В дорогу король собрался на удивление быстро, правда все время сборов он непрерывно ворчал на нерасторопных слуг и конюхов. Потом, попросил сына выделить ему в сопровождение сотню конных арбалетчиков. Людовик с радостью согласился. Отец на малом королевском совете назначил сына хранителем большой королевской казны и главной печати, то есть формально передал принцу все рычаги власти.
– Дай-ка мне в провожатые своего рыжего бесенка, – попросил Филипп у Людовика, – его истории и анекдоты будут веселить меня в пути. А, почему ты его до сих пор не произвел в рыцари?..
– Государь, отец мой. Годфруа из семьи простолюдинов, хотя и свободных. Его предки издревле служили верой и правдой нашим предкам, когда они еще были герцогами Франции. Обидно, что он не воин, посему необходимо решение большого королевского совета или королевский именной указ, но причины должны быть настолько вескими, чтобы ни один из магнатов не смог сказать поперек ни одного слова.

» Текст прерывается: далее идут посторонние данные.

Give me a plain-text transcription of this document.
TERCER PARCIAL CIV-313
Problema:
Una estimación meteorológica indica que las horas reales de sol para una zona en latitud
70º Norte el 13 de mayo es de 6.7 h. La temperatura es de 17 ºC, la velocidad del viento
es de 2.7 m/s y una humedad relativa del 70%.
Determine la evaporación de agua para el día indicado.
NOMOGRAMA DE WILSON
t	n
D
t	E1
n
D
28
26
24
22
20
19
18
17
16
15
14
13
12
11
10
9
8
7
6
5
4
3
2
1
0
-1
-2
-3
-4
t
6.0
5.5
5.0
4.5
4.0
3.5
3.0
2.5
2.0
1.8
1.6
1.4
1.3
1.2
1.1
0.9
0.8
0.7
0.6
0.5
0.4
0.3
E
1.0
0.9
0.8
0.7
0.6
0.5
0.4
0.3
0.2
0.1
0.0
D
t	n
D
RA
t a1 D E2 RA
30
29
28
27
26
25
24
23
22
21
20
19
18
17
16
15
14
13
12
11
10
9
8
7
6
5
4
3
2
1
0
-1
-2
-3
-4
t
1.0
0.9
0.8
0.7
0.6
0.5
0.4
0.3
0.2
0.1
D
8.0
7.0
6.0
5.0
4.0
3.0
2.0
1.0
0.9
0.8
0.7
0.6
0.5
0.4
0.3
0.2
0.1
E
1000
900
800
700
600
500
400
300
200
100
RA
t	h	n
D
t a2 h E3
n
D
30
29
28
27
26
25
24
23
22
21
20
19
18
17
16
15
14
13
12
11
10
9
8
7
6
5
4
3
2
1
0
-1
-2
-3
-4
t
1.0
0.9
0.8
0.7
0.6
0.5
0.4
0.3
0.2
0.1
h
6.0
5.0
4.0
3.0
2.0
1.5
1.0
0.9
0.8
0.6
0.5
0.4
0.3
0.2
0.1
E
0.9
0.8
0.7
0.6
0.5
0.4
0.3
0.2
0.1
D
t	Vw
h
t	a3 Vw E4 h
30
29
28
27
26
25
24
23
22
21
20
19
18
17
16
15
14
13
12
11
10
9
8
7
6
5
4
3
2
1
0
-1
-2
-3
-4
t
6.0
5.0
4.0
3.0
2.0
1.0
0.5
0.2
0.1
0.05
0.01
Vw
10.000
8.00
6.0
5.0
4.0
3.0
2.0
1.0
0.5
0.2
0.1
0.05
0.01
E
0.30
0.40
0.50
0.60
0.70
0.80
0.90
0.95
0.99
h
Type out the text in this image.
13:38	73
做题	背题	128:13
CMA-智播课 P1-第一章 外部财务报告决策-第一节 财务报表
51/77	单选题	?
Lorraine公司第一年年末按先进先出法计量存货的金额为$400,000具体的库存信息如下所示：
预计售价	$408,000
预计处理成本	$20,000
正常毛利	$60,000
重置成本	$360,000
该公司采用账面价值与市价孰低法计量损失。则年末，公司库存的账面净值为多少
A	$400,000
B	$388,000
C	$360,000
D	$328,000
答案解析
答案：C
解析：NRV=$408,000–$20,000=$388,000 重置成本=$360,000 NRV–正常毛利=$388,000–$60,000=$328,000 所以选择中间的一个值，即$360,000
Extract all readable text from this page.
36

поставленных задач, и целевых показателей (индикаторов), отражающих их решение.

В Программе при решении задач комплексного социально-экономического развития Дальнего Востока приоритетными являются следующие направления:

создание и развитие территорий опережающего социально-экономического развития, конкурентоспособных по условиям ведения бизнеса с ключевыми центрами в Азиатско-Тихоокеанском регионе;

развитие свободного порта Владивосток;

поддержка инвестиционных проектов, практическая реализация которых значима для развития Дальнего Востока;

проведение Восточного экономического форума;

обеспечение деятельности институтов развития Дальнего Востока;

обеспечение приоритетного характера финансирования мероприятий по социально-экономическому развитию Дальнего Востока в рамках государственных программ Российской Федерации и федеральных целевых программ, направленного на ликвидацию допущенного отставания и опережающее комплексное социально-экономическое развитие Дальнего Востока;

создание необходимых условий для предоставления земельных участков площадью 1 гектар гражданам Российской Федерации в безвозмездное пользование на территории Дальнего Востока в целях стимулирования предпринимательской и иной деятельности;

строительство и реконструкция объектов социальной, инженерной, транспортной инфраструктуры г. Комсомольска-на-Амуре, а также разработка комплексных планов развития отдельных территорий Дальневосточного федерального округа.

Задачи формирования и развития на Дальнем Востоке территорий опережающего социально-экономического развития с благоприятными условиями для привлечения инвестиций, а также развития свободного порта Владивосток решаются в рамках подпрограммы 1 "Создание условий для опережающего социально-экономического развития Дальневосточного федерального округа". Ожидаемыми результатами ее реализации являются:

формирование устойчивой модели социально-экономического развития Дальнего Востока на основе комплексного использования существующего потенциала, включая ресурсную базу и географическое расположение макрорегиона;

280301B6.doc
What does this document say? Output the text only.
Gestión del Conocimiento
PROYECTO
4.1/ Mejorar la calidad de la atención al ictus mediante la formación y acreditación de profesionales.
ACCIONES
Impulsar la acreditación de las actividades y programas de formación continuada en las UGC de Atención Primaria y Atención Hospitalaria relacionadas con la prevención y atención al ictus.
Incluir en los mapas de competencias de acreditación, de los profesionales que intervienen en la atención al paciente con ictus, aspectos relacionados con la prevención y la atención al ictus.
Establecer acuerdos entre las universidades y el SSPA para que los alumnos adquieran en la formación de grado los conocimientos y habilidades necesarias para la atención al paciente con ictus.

– Да-да, конечно сынок. Я и запамятовал, что кутюмы нашего королевства очень строго относятся к процедуре введения в рыцарство простолюдинов. – Сказал король и через шесть часов отправился в путь. Он удивился осведомленности своего сына в тонкостях знаний древних кутюмов, но ничего не сказал, подумав, что это, возможно, успел проговориться Мишель де Немур, оповестивший принца о имеющихся интересах к Годфруа.
Ехать решили на лошадях, а для удобства ночного отдыха и в случае непогоды взяли с собой походный дормез короля, достаточно легкий, но укрепленный железом от стрел и копий. Выехали без рыцарей сопровождения, коих король распустил по домам повидаться с родными. Это был простой частный вояж и официоз был просто излишен.
Годфруа Леви, мессир Жан де Фиенн, да сотня вышколенных, прекрасно экипированных конных стрелков – арбалетчиков, вооруженных не хуже любого рыцаря того времени, – что еще нужно?
Командиром сотни был Жан де Фиенн, третий сын старого рода дворян из Арденнских гор.
Отец его принимал участие в походе с Гильомом Завоевателем на Англию, за что получил из рук герцога приличный надел и замок в Мерсии, который в качестве пожизненного лена передал своему среднему сыну Вульфу. Младшему же Жану, отец выдал немного денег, коня, старомодные латы, оруженосца, благословил, поцеловал и отправил искать счастья. Жан пошел служить к королю Франции, так как его благородная натура противилась разбоям и ночным погромам в составе какой-нибудь шайки рыцарей-разбойников. К двадцати пяти годам он имел уже неплохую должность, принял участие в нескольких походах короля в Бретань и к германской границе, был посвящен в рыцари самим королем, купил домик возле Большого Моста в Париже. Он был строен, светловолос, немногословен и храбр в бою, на него начинали уже поглядывать женщины своим особенным взглядом, полным огня, но от которого он, пока, несколько смущался и робел.